CPB International is an importer and wholesaler of chondroitin, a nutritional supplement made from animal cartilage. Rexall Sundown, Inc. ordered chondroitin from CPB. After a dispute arose concerning payment for the product, CPB filed suit against Rexall claiming breach of contract. Rexall counterclaimed, asserting that the Chondroitin was deficient and unusable for its intended purpose. Rexall demanded return of its initial payment and consequential damages. Nationwide, CPB's liability insurer, assumed CPB's defense under a reservation of rights and filed a declaratory judgment action against its insured.
CPB conceded that the claim for faulty workmanship was not covered under the policy. However, CPB argued that Rexall's claim for consequential damages comes within the ambit of the policy. The Third Circuit, relying on Kvaerner and Gambone, held that Rexall's claim did not present the "degree of fortuity" necessary to fall within the ordinary definition of an "accident." Id. at *4. In other words, according to the Court, "it is largely within the insured's control whether it supplies the agreed-upon product, and the fact that contractual liability flows from the failure to provide that product is too foreseeable to be considered an accident." Id.

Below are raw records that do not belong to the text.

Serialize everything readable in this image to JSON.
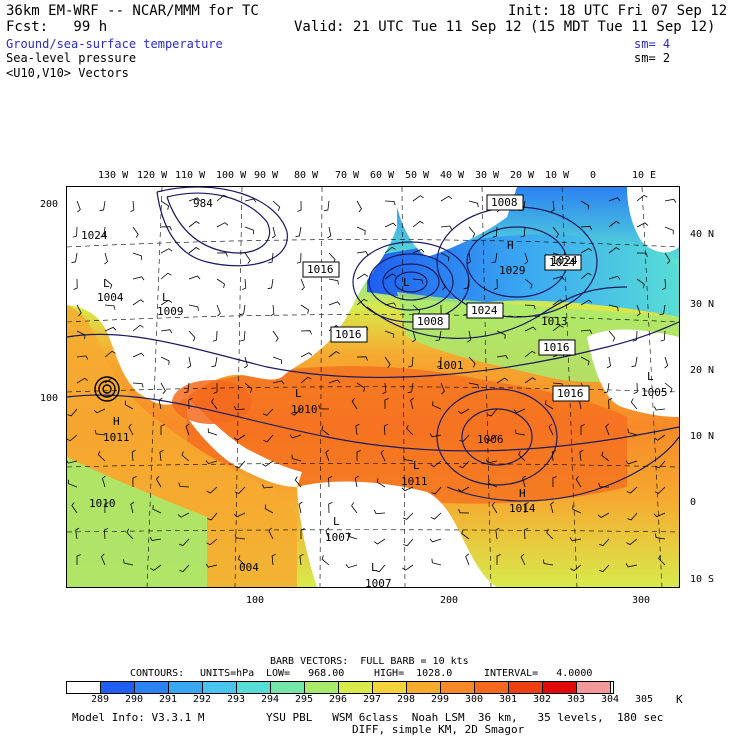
{
  "header": {
    "model": "36km EM-WRF -- NCAR/MMM for TC",
    "init": "Init: 18 UTC Fri 07 Sep 12",
    "fcst": "Fcst:   99 h",
    "valid": "Valid: 21 UTC Tue 11 Sep 12 (15 MDT Tue 11 Sep 12)",
    "field1": "Ground/sea-surface temperature",
    "field1_sm": "sm= 4",
    "field2": "Sea-level pressure",
    "field2_sm": "sm= 2",
    "field3": "<U10,V10> Vectors"
  },
  "axes": {
    "top_lon": [
      "130 W",
      "120 W",
      "110 W",
      "100 W",
      "90 W",
      "80 W",
      "70 W",
      "60 W",
      "50 W",
      "40 W",
      "30 W",
      "20 W",
      "10 W",
      "0",
      "10 E"
    ],
    "right_lat": [
      "40 N",
      "30 N",
      "20 N",
      "10 N",
      "0",
      "10 S"
    ],
    "left_y": [
      "200",
      "100"
    ],
    "bottom_x": [
      "100",
      "200",
      "300"
    ]
  },
  "pressure_labels": {
    "boxed": [
      "1008",
      "1016",
      "1024",
      "1016",
      "1008",
      "1024",
      "1016",
      "1016"
    ],
    "centers": [
      "984",
      "1024",
      "L",
      "1004",
      "L",
      "1009",
      "L",
      "1029",
      "H",
      "1024",
      "1013",
      "1001",
      "L",
      "1010",
      "H",
      "1011",
      "1006",
      "1005",
      "L",
      "1011",
      "L",
      "1014",
      "H",
      "1010",
      "L",
      "1007",
      "004",
      "1007",
      "L"
    ]
  },
  "barb_info": "BARB VECTORS:  FULL BARB = 10 kts",
  "contours": {
    "label": "CONTOURS:",
    "units": "UNITS=hPa",
    "low": "LOW=   968.00",
    "high": "HIGH=  1028.0",
    "interval": "INTERVAL=   4.0000"
  },
  "colorbar": {
    "colors": [
      "#ffffff",
      "#1f5ef0",
      "#2b82f2",
      "#3aa7f3",
      "#49c4ef",
      "#58ddd6",
      "#76e6a8",
      "#a8ea6e",
      "#d8ea4c",
      "#f4d33c",
      "#f6aa30",
      "#f78a28",
      "#f56a1e",
      "#ec3f14",
      "#e00a0a",
      "#f29a9a"
    ],
    "labels": [
      "289",
      "290",
      "291",
      "292",
      "293",
      "294",
      "295",
      "296",
      "297",
      "298",
      "299",
      "300",
      "301",
      "302",
      "303",
      "304",
      "305"
    ],
    "unit": "K"
  },
  "footer": {
    "line1_left": "Model Info: V3.3.1 M",
    "line1_right": "YSU PBL   WSM 6class  Noah LSM  36 km,   35 levels,  180 sec",
    "line2": "DIFF, simple KM, 2D Smagor"
  }
}
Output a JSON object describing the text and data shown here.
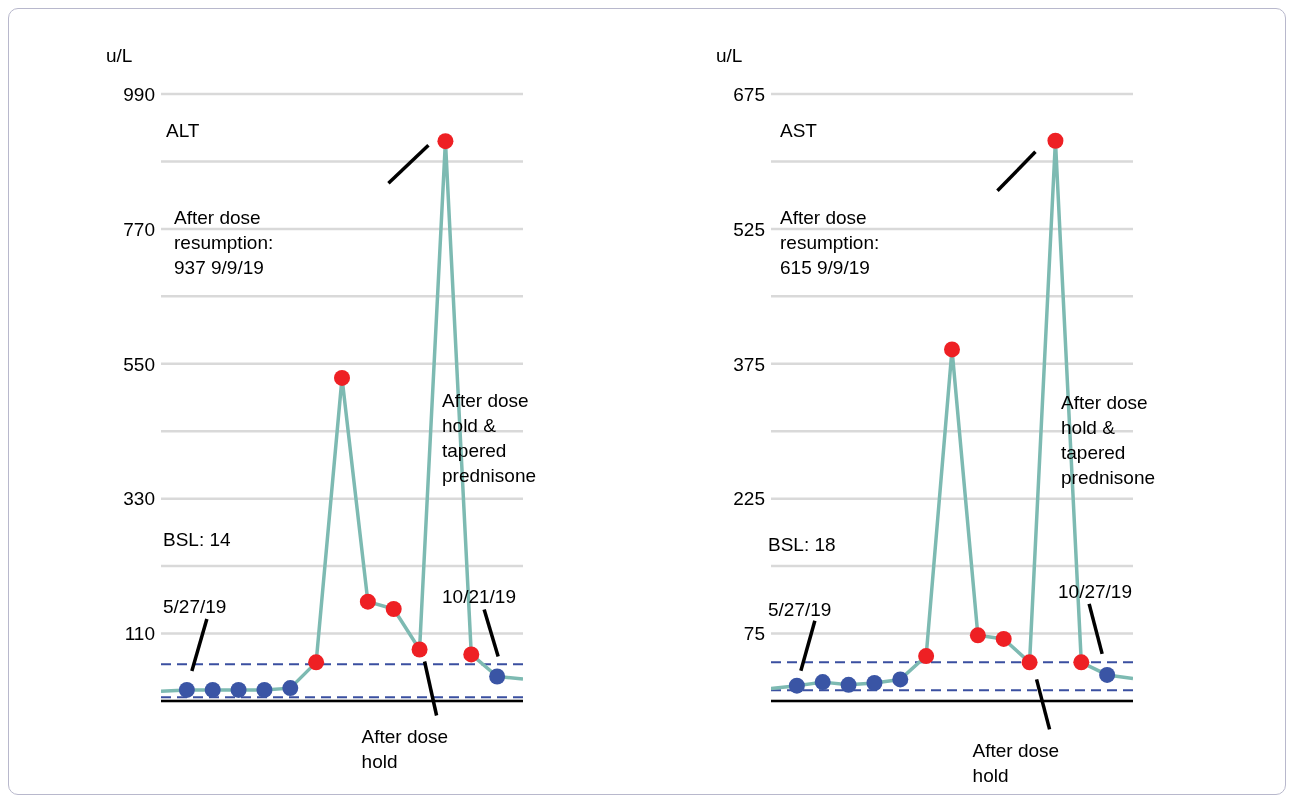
{
  "chart_data": [
    {
      "type": "line",
      "title": "ALT",
      "ylabel": "u/L",
      "categories": [
        null,
        null,
        null,
        null,
        null,
        null,
        null,
        null,
        null,
        null,
        null,
        null,
        null,
        null,
        null
      ],
      "series": [
        {
          "color": "#7dbab2",
          "values": [
            16,
            18,
            18,
            18,
            18,
            21,
            63,
            527,
            162,
            150,
            84,
            913,
            76,
            40,
            36
          ],
          "colors": [
            null,
            "#3a55a5",
            "#3a55a5",
            "#3a55a5",
            "#3a55a5",
            "#3a55a5",
            "#ee2024",
            "#ee2024",
            "#ee2024",
            "#ee2024",
            "#ee2024",
            "#ee2024",
            "#ee2024",
            "#3a55a5",
            null
          ]
        }
      ],
      "ylim": [
        0,
        990
      ],
      "yticks": [
        110,
        {
          "value": 220,
          "label": null
        },
        330,
        {
          "value": 440,
          "label": null
        },
        550,
        {
          "value": 660,
          "label": null
        },
        770,
        {
          "value": 880,
          "label": null
        },
        990
      ],
      "grid": "y",
      "tick_labels": "y",
      "marker": "circle",
      "line_style": "solid",
      "ref_lines": [
        {
          "axis": "y",
          "value": 60,
          "color": "#3a4fa0",
          "line_style": "dashed"
        },
        {
          "axis": "y",
          "value": 6,
          "color": "#3a4fa0",
          "line_style": "dashed"
        }
      ],
      "annotations": [
        "After dose resumption: 937 9/9/19",
        "BSL: 14",
        "5/27/19",
        "After dose hold",
        "After dose hold & tapered prednisone",
        "10/21/19"
      ]
    },
    {
      "type": "line",
      "title": "AST",
      "ylabel": "u/L",
      "categories": [
        null,
        null,
        null,
        null,
        null,
        null,
        null,
        null,
        null,
        null,
        null,
        null,
        null,
        null,
        null
      ],
      "series": [
        {
          "color": "#7dbab2",
          "values": [
            14,
            17,
            21,
            18,
            20,
            24,
            50,
            391,
            73,
            69,
            43,
            623,
            43,
            29,
            25
          ],
          "colors": [
            null,
            "#3a55a5",
            "#3a55a5",
            "#3a55a5",
            "#3a55a5",
            "#3a55a5",
            "#ee2024",
            "#ee2024",
            "#ee2024",
            "#ee2024",
            "#ee2024",
            "#ee2024",
            "#ee2024",
            "#3a55a5",
            null
          ]
        }
      ],
      "ylim": [
        0,
        675
      ],
      "yticks": [
        75,
        {
          "value": 150,
          "label": null
        },
        225,
        {
          "value": 300,
          "label": null
        },
        375,
        {
          "value": 450,
          "label": null
        },
        525,
        {
          "value": 600,
          "label": null
        },
        675
      ],
      "grid": "y",
      "tick_labels": "y",
      "marker": "circle",
      "line_style": "solid",
      "ref_lines": [
        {
          "axis": "y",
          "value": 43,
          "color": "#3a4fa0",
          "line_style": "dashed"
        },
        {
          "axis": "y",
          "value": 12,
          "color": "#3a4fa0",
          "line_style": "dashed"
        }
      ],
      "annotations": [
        "After dose resumption: 615 9/9/19",
        "BSL: 18",
        "5/27/19",
        "After dose hold",
        "After dose hold & tapered prednisone",
        "10/27/19"
      ]
    }
  ]
}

Furthermore, the Third Circuit noted that Pennsylvania law does not recognize the application of CGL policies to breach of contract and breach of warranty claims. Coverage under a CGL policy is for tort liability for physical damage to others, not for the insureds' contractual liability for economic loss because the product or work is not that for which the claimant bargained. Id. at *5.Thus, the Third Circuit concluded that claims for faulty workmanship, including consequential damages related thereto, are not covered under CGL policies. The Third Circuit's opinion is a reaffirmance of Pennsylvania law on the construction of the policy term "occurrence," and a recognition that this concept applies to general business disputes.